Breast cancer is considered the type of cancer with the most therapeutic options. Treatment is personalized for each patient according to histological grade, the patient’s age, the stage of the disease, and other factors.
In early-stage breast cancer (stages 1 and 2), treatment often includes surgery (known as lumpectomy) to remove the tumor tissue and prevent metastasis.
Several forms of adjuvant therapy are offered to prevent cancer recurrence. Unfortunately, some of these procedures, especially chemotherapy, carry severe side effects. For this reason, it is of utmost importance to determine whether the patient will benefit from aggressive adjuvant therapy before choosing this option.
Why do some women suffer from breast cancer recurrence?
Recurrent breast cancer is cancer that returns after treatment. Recurrence is not always local (in breast tissue) and sometimes occurs in other areas of the body (this is known as distant recurrence). In cases when metastasis has occurred at a later stage, cancer cells may have spread into the blood stream before lumpectomy. These cells can multiply and cause cancer recurrence.
Chemotherapy is intended to destroy all trace of cancer cells and prevent metastasis.
The MammaPrint test is suitable for patients with stage 1 or 2 of cancer, with an invasive tumor under 5 centimeters large.
Recurrence risk assessment methods
In the past, recurrence risk assessment was based on various pathological and clinical criteria, such as the size and type of tumor, the condition of the lymph nodes, the patient’s age and hormone receptor status.
Combining these criteria provided a rough estimate of the risk for recurrence, which helped determine adjuvant therapy.
The MammaPrint test is a breakthrough in recurrence risk assessment in early-stage breast cancer patients after surgery.

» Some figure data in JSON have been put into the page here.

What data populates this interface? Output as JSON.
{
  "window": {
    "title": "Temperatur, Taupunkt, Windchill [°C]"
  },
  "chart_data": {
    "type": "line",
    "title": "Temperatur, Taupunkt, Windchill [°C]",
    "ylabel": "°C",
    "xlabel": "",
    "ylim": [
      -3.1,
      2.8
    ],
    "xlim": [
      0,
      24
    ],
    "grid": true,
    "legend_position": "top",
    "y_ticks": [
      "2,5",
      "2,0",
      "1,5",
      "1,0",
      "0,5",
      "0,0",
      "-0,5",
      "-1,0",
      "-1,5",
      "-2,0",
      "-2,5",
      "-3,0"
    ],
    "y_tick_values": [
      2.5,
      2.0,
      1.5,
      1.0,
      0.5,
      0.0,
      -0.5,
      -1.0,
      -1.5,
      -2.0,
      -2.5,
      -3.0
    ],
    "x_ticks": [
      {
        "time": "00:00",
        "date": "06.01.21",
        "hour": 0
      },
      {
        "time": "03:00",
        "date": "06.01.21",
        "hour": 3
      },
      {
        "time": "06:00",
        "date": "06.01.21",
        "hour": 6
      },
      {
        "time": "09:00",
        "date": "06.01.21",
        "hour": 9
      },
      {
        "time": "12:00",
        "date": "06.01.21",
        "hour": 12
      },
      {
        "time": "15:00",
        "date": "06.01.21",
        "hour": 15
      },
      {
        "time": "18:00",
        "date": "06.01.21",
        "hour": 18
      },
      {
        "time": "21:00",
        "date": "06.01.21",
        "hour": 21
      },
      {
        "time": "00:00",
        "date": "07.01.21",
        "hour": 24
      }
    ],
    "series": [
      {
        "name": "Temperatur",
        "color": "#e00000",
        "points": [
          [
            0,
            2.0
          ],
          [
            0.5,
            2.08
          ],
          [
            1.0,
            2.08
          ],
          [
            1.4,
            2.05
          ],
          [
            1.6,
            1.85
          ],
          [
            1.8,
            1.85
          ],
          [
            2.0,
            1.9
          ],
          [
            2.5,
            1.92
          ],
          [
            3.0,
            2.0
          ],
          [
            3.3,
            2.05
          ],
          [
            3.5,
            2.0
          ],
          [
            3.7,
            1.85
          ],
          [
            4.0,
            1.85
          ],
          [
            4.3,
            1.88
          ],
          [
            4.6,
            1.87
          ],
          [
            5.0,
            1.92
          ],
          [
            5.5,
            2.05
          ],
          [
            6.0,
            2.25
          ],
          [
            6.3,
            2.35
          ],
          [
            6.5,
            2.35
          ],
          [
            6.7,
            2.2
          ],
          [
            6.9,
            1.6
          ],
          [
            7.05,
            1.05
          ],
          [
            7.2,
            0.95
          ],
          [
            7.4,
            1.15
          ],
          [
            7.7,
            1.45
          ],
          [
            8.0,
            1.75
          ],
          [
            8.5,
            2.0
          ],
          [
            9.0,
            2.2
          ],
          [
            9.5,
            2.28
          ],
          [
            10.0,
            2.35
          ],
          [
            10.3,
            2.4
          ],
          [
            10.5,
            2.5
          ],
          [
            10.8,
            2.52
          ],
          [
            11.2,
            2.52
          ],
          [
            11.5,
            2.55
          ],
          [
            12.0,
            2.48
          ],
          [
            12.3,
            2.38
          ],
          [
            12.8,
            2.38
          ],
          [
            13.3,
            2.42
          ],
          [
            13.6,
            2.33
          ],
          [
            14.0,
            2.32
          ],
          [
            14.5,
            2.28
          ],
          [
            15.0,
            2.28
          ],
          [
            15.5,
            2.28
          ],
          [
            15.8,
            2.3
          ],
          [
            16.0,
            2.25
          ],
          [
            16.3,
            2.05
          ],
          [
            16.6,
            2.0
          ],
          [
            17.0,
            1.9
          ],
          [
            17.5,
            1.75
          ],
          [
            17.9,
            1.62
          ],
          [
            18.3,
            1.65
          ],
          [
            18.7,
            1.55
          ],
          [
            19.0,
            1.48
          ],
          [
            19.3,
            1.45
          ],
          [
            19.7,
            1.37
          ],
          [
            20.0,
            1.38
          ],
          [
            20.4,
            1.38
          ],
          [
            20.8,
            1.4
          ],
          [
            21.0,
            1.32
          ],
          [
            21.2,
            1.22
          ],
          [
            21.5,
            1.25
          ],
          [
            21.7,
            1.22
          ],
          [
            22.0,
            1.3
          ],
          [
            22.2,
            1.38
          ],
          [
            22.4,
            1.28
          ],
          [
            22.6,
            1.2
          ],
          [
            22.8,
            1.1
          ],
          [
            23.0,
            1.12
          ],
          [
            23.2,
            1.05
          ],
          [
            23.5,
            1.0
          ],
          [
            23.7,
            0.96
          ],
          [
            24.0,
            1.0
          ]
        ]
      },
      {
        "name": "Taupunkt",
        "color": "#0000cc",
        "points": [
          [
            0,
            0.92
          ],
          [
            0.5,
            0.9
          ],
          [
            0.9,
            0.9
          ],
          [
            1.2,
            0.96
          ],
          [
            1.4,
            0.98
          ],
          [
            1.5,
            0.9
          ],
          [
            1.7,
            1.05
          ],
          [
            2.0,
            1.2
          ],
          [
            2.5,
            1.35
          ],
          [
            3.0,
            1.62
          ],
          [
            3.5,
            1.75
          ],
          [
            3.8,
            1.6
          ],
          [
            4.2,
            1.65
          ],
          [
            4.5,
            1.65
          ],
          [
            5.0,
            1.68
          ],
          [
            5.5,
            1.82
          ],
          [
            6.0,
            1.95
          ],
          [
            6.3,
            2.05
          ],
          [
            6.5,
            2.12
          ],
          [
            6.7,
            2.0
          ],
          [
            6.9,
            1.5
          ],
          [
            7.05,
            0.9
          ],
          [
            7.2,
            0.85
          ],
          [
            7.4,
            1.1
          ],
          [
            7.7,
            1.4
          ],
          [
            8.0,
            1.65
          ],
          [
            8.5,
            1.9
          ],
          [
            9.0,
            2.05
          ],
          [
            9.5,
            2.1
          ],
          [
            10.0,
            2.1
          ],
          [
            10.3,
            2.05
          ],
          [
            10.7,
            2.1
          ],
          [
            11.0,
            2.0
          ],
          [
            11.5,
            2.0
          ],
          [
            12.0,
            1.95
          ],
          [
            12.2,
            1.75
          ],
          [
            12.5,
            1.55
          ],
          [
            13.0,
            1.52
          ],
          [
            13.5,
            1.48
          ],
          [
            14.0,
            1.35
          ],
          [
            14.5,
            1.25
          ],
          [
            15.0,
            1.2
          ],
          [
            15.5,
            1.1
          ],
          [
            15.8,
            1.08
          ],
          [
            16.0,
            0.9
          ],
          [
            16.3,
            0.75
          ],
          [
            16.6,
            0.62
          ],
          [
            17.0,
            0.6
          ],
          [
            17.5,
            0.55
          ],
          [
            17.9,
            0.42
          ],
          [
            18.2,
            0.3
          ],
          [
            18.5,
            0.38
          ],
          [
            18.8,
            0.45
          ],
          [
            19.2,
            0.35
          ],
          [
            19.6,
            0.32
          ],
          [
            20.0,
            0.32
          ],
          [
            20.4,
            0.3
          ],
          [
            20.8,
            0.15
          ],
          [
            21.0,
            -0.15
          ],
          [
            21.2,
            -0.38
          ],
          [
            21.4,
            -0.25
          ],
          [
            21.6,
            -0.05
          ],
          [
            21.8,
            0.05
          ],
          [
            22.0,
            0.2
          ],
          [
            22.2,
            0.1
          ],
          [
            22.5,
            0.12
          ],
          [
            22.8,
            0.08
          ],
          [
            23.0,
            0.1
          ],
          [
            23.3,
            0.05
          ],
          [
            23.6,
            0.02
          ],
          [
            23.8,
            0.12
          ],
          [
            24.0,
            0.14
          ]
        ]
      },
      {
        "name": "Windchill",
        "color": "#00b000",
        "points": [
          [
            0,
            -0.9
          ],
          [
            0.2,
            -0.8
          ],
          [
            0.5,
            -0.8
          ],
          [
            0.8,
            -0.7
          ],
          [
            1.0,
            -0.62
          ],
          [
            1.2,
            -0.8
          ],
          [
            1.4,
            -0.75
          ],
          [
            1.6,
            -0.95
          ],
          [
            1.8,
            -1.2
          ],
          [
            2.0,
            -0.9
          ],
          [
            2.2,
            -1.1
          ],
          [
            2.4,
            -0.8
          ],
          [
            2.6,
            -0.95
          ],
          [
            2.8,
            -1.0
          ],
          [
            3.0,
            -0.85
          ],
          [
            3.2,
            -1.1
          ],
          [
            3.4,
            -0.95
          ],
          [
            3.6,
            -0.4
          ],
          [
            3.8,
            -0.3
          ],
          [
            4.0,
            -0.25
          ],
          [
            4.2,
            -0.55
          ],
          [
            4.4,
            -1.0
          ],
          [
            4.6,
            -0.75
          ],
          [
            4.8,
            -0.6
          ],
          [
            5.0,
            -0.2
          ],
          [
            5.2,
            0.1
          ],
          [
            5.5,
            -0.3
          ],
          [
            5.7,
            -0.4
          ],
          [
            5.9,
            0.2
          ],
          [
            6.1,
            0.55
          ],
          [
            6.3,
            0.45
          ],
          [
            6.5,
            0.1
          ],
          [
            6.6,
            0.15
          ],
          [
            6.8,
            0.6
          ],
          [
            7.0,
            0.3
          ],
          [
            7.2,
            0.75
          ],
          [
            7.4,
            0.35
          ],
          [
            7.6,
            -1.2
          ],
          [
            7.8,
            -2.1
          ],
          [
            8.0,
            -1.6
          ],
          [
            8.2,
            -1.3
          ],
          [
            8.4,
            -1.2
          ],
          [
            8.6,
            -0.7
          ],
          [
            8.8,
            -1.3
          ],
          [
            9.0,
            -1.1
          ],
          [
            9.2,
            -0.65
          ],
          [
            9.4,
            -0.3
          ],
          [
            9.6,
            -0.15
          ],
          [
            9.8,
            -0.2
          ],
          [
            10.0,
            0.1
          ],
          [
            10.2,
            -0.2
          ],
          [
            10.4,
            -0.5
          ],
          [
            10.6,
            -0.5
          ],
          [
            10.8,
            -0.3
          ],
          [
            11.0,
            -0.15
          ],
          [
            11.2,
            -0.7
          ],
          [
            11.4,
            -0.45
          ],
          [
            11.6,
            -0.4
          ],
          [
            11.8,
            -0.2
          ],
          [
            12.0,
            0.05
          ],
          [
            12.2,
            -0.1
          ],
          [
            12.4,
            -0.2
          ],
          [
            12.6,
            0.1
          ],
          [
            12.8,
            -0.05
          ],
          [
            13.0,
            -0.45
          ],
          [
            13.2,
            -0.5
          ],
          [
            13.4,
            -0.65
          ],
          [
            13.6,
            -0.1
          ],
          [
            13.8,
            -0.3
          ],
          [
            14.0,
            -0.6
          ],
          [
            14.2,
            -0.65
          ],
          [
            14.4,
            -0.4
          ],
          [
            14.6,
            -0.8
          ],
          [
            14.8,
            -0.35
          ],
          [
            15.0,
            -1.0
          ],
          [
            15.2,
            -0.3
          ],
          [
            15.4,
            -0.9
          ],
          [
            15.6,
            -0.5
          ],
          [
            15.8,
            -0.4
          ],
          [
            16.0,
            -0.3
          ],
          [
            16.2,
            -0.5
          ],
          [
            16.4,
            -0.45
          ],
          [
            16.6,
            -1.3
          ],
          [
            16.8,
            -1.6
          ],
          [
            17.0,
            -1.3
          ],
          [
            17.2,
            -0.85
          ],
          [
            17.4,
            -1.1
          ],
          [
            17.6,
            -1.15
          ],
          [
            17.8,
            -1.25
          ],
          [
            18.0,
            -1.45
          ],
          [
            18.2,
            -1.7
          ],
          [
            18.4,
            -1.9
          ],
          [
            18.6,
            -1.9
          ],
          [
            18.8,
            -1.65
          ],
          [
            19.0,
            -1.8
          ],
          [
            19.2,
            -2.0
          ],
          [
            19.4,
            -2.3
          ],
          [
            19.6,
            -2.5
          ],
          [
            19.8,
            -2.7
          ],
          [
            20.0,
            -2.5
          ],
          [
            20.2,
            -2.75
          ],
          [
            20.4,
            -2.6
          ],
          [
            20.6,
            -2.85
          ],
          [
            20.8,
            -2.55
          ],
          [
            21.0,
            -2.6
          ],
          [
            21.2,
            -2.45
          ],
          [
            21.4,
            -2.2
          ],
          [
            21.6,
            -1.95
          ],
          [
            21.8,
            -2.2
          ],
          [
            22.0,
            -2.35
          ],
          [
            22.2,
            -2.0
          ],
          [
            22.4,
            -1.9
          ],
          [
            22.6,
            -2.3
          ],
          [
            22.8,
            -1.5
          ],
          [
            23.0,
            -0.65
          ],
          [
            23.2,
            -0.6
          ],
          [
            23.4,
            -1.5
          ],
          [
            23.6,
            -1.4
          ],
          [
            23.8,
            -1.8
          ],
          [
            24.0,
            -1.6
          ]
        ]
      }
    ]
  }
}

This test genetically screens cancer cells removed from the breast tissue.
The test analyzes 70 different genes associated with breast cancer recurrence and metastasis.
Results help physicians assess the risk for recurrence more accurately and prevent unnecessary suffering resulting from chemotherapy.
This test can also detect a need for adjuvant chemotherapy in women who do not meet classic criteria for high-risk recurrence. For instance, according to histological criteria, chemotherapy is usually not recommended to patients with a tumor smaller than 5 centimeters and no involvement of the lymph nodes. In these cases, the MammaPrint test may help detect a high risk of metastasis and indicate the need for adjuvant therapy.
Test results are obtained dichotomously and classify subjects into two groups by reporting either “high risk” or “low risk”.
This contrasts with another genomic test called “Oncotype” that provides a graded scale of risk broken into three groups: low, intermediate, or high risk.
While Oncotype is only relevant to women with cancer that is estrogen receptor-positive, MammaPrint is suitable for women regardless of their estrogen-receptor status. Around 20% of breast cancer cases are estrogen receptor negative.
The MammaPrint test can assess the risk for recurrence within ten years after surgery.
How is the test performed?
The test is performed on a cancer tissue sample that was removed during surgery. The sample is sent to a laboratory that analyzes whether the sample contains enough cancer cells for conducting the MammaPrint test. If the sample proves suitable it is screened using a DNA microarray that tests the genes relevant to metastasis.